Indeed, in the spirit of giving, I’d also agreed to transport a couple of acts to the gig from Stoke – about an extra hour of driving for me each way. One of them I knew, and one of them I didn’t. The chap I knew pulled out a couple of days before, and then, when I was trying to arrange the lift for the other one, he too pulled out… so I got all the kudos of offering to be kind, but none of the effort.
Anyway, on to my own performance.
I had a game plan. In the middle of my set I was going to really break the 4th wall, and I was going to do something that would look like it was a one off and unplanned. In truth it was half-planned, but I attempted to make it look spontaneous.
I’d been obsessing with the name Andy’s Man Club, and how it sounded like a line from a Jungle Book song. In I’m The King of the Swingers, the lyric uses the phrase man cub a couple of times:
I want to be a man, man club,
and stroll right into town…
So I had that song, and man club/man cub in my head as a thing to do. I just didn’t quite know how to make it happen.

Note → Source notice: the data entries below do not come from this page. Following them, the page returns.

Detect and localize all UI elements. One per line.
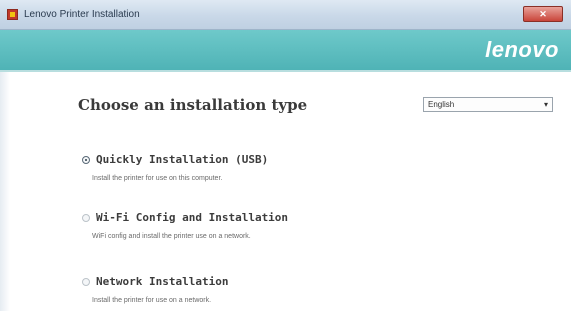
language-select-value: English — [428, 100, 455, 109]
brand-banner: lenovo — [0, 30, 571, 72]
app-icon — [7, 9, 18, 20]
option-description: Install the printer for use on this comp… — [92, 175, 223, 182]
language-select[interactable]: English ▾ — [423, 97, 553, 112]
window-title-bar: Lenovo Printer Installation ✕ — [0, 0, 571, 30]
window-title: Lenovo Printer Installation — [24, 9, 140, 20]
lenovo-logo: lenovo — [485, 37, 559, 62]
option-description: Install the printer for use on a network… — [92, 297, 212, 304]
chevron-down-icon: ▾ — [543, 100, 548, 109]
close-button[interactable]: ✕ — [523, 6, 563, 22]
window-controls: ✕ — [523, 6, 563, 22]
option-description: WiFi config and install the printer use … — [92, 233, 251, 240]
radio-quick-usb[interactable] — [82, 156, 90, 164]
page-title: Choose an installation type — [78, 96, 308, 114]
window-edge — [0, 72, 10, 311]
option-label: Network Installation — [96, 275, 229, 288]
option-label: Quickly Installation (USB) — [96, 153, 269, 166]
radio-wifi-config[interactable] — [82, 214, 90, 222]
radio-network[interactable] — [82, 278, 90, 286]
option-label: Wi-Fi Config and Installation — [96, 211, 289, 224]
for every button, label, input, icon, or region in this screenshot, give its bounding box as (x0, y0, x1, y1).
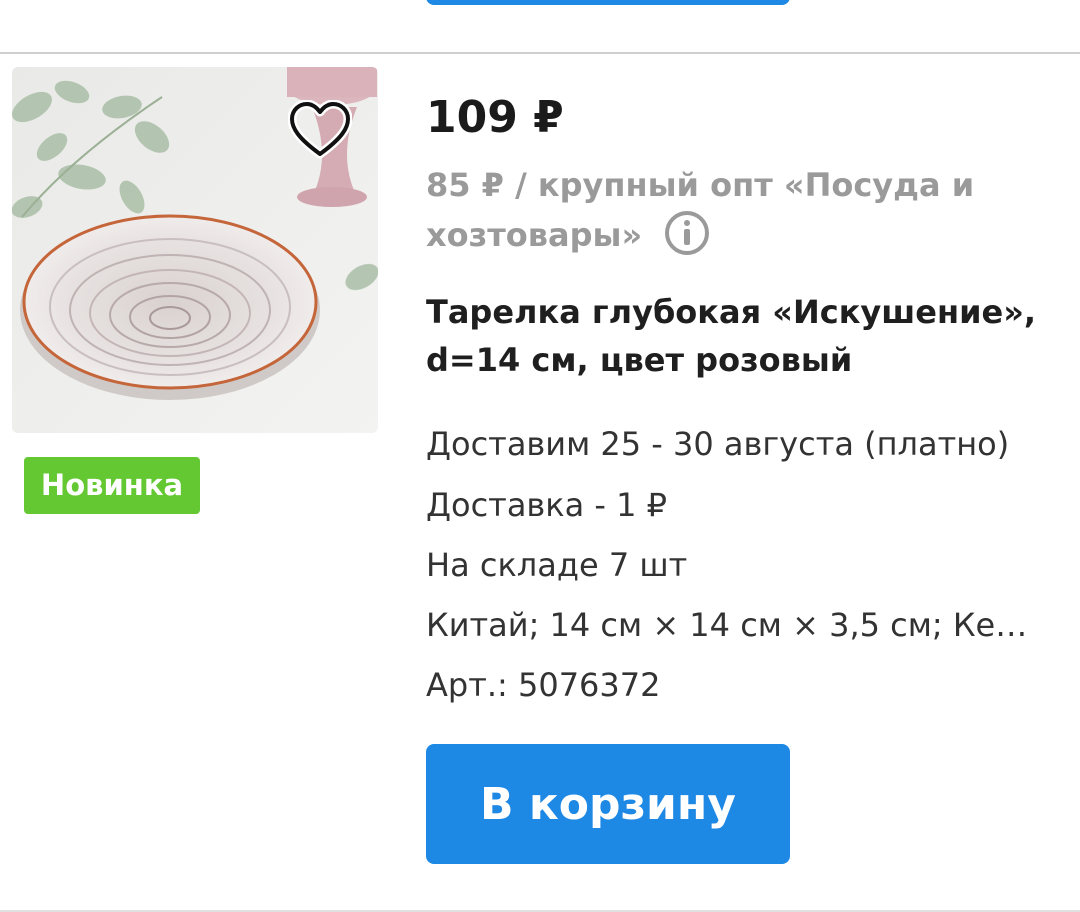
wholesale-price: 85 ₽ / крупный опт «Посуда и хозтовары» (426, 160, 1046, 261)
info-circle-icon[interactable] (663, 209, 711, 257)
favorite-button[interactable] (287, 99, 353, 160)
previous-cart-button[interactable] (426, 0, 790, 5)
delivery-cost: Доставка - 1 ₽ (426, 486, 667, 524)
new-badge: Новинка (24, 457, 200, 514)
delivery-date: Доставим 25 - 30 августа (платно) (426, 425, 1010, 463)
add-to-cart-button[interactable]: В корзину (426, 744, 790, 864)
article-number: Арт.: 5076372 (426, 666, 661, 704)
product-title[interactable]: Тарелка глубокая «Искушение», d=14 см, ц… (426, 288, 1056, 384)
product-list-screen: Новинка 109 ₽ 85 ₽ / крупный опт «Посуда… (0, 0, 1080, 912)
product-specs: Китай; 14 см × 14 см × 3,5 см; Керамика (426, 606, 1036, 644)
product-price: 109 ₽ (426, 92, 564, 143)
heart-outline-icon (287, 99, 353, 159)
stock-info: На складе 7 шт (426, 546, 688, 584)
divider (0, 52, 1080, 54)
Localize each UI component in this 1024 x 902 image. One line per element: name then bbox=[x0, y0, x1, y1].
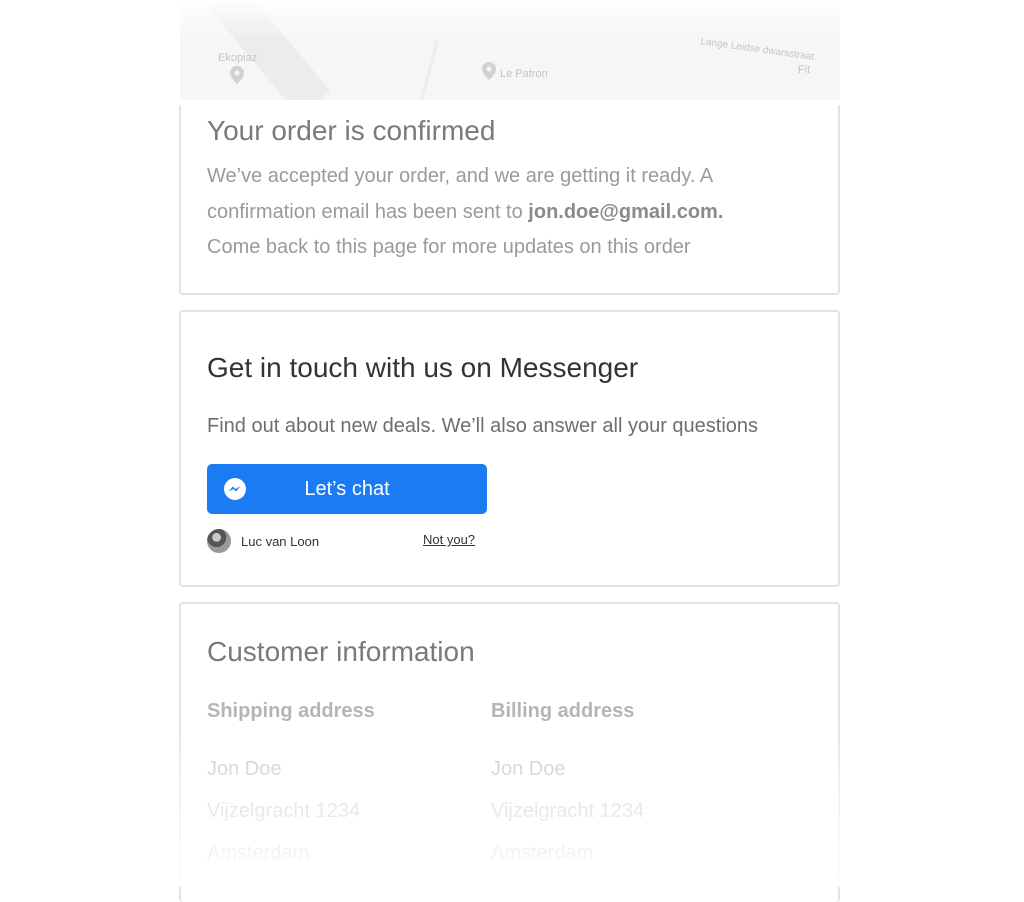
messenger-icon bbox=[224, 478, 246, 500]
order-confirmed-title: Your order is confirmed bbox=[207, 115, 496, 146]
order-confirmed-text: We’ve accepted your order, and we are ge… bbox=[207, 159, 723, 266]
map-label: Fit bbox=[798, 64, 811, 76]
messenger-card: Get in touch with us on Messenger Find o… bbox=[179, 310, 840, 587]
confirmation-line-3: Come back to this page for more updates … bbox=[207, 236, 691, 258]
messenger-title: Get in touch with us on Messenger bbox=[207, 352, 639, 383]
order-confirmed-card: Your order is confirmed We’ve accepted y… bbox=[179, 105, 840, 295]
messenger-user: Luc van Loon bbox=[207, 528, 319, 554]
billing-city: Amsterdam bbox=[491, 842, 594, 864]
user-name: Luc van Loon bbox=[241, 533, 320, 549]
shipping-address-heading: Shipping address bbox=[207, 700, 375, 722]
messenger-subtitle: Find out about new deals. We’ll also ans… bbox=[207, 415, 759, 437]
map-label: Lange Leidse dwarsstraat bbox=[699, 36, 815, 63]
map-label: Ekopiaz bbox=[218, 52, 258, 64]
order-map[interactable]: Ekopiaz Le Patron Fit Lange Leidse dwars… bbox=[180, 0, 840, 100]
confirmation-line-2: confirmation email has been sent to bbox=[207, 200, 529, 223]
customer-info-title: Customer information bbox=[207, 636, 475, 667]
billing-street: Vijzelgracht 1234 bbox=[491, 800, 645, 822]
billing-name: Jon Doe bbox=[491, 758, 566, 780]
map-label: Le Patron bbox=[500, 68, 548, 80]
shipping-city: Amsterdam bbox=[207, 842, 310, 864]
customer-email: jon.doe@gmail.com. bbox=[528, 200, 724, 223]
billing-address-heading: Billing address bbox=[491, 700, 635, 722]
avatar bbox=[207, 529, 231, 553]
shipping-street: Vijzelgracht 1234 bbox=[207, 800, 361, 822]
not-you-link[interactable]: Not you? bbox=[423, 532, 475, 547]
customer-info-card: Customer information Shipping address Bi… bbox=[179, 602, 840, 902]
map-road bbox=[420, 40, 439, 100]
map-pin-icon bbox=[230, 66, 244, 84]
lets-chat-label: Let’s chat bbox=[304, 477, 390, 500]
confirmation-line-1: We’ve accepted your order, and we are ge… bbox=[207, 165, 714, 187]
lets-chat-button[interactable]: Let’s chat bbox=[207, 464, 487, 514]
map-road bbox=[209, 0, 331, 100]
map-pin-icon bbox=[482, 62, 496, 80]
shipping-name: Jon Doe bbox=[207, 758, 282, 780]
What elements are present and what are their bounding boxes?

Watching the first part of the show, it came to me. At the back of the stage was a big poster advertising the organisation. All I had to do was sing the poster. Indeed for the dooby dooby doo, I want to be like you bit, I could sing the web address double-yu-double-yu-double-you … it would work.
How do you stage that?
Well, I decided that during my set I’d bring the poster to the front of the stage and mis-speak the name of the club, calling it Andy’s Man Cub. I’d catch myself mis-speaking it and then, on stage, challenge myself to turn Andy’s Man Club into a Jungle Book song.
All I had to do was make it look like an accident.
Boy this seems smug and self-satisfying. To be honest, I was more doubtful that I could pull it off, and slightly ashamed of using such a cheap trick to give me an in into a largely pre-prepared, though also semi-improvised and unrehearsed bit.
I asked a few people after the show whether they spotted that I was following a plan, or if it looked spontaneous.
Apparently, I got away with it.
In my head, the stakes seemed a bit higher owing to the various circumstances, especially the deep conversations I’d had with one or two acts on the path through growing as a comic.
However, the dour sound person gave me the best dour complement you can expect from a Barnsley person:
“I don’t usually like musical comedians”
That’s says it all. They didn’t end the sentiment… they didn’t need to.
I took the long gig drive home and have only the memories of that surreal experience to look back on. I’m sure I’ll recover before the next fantastic voyage into my comedy career.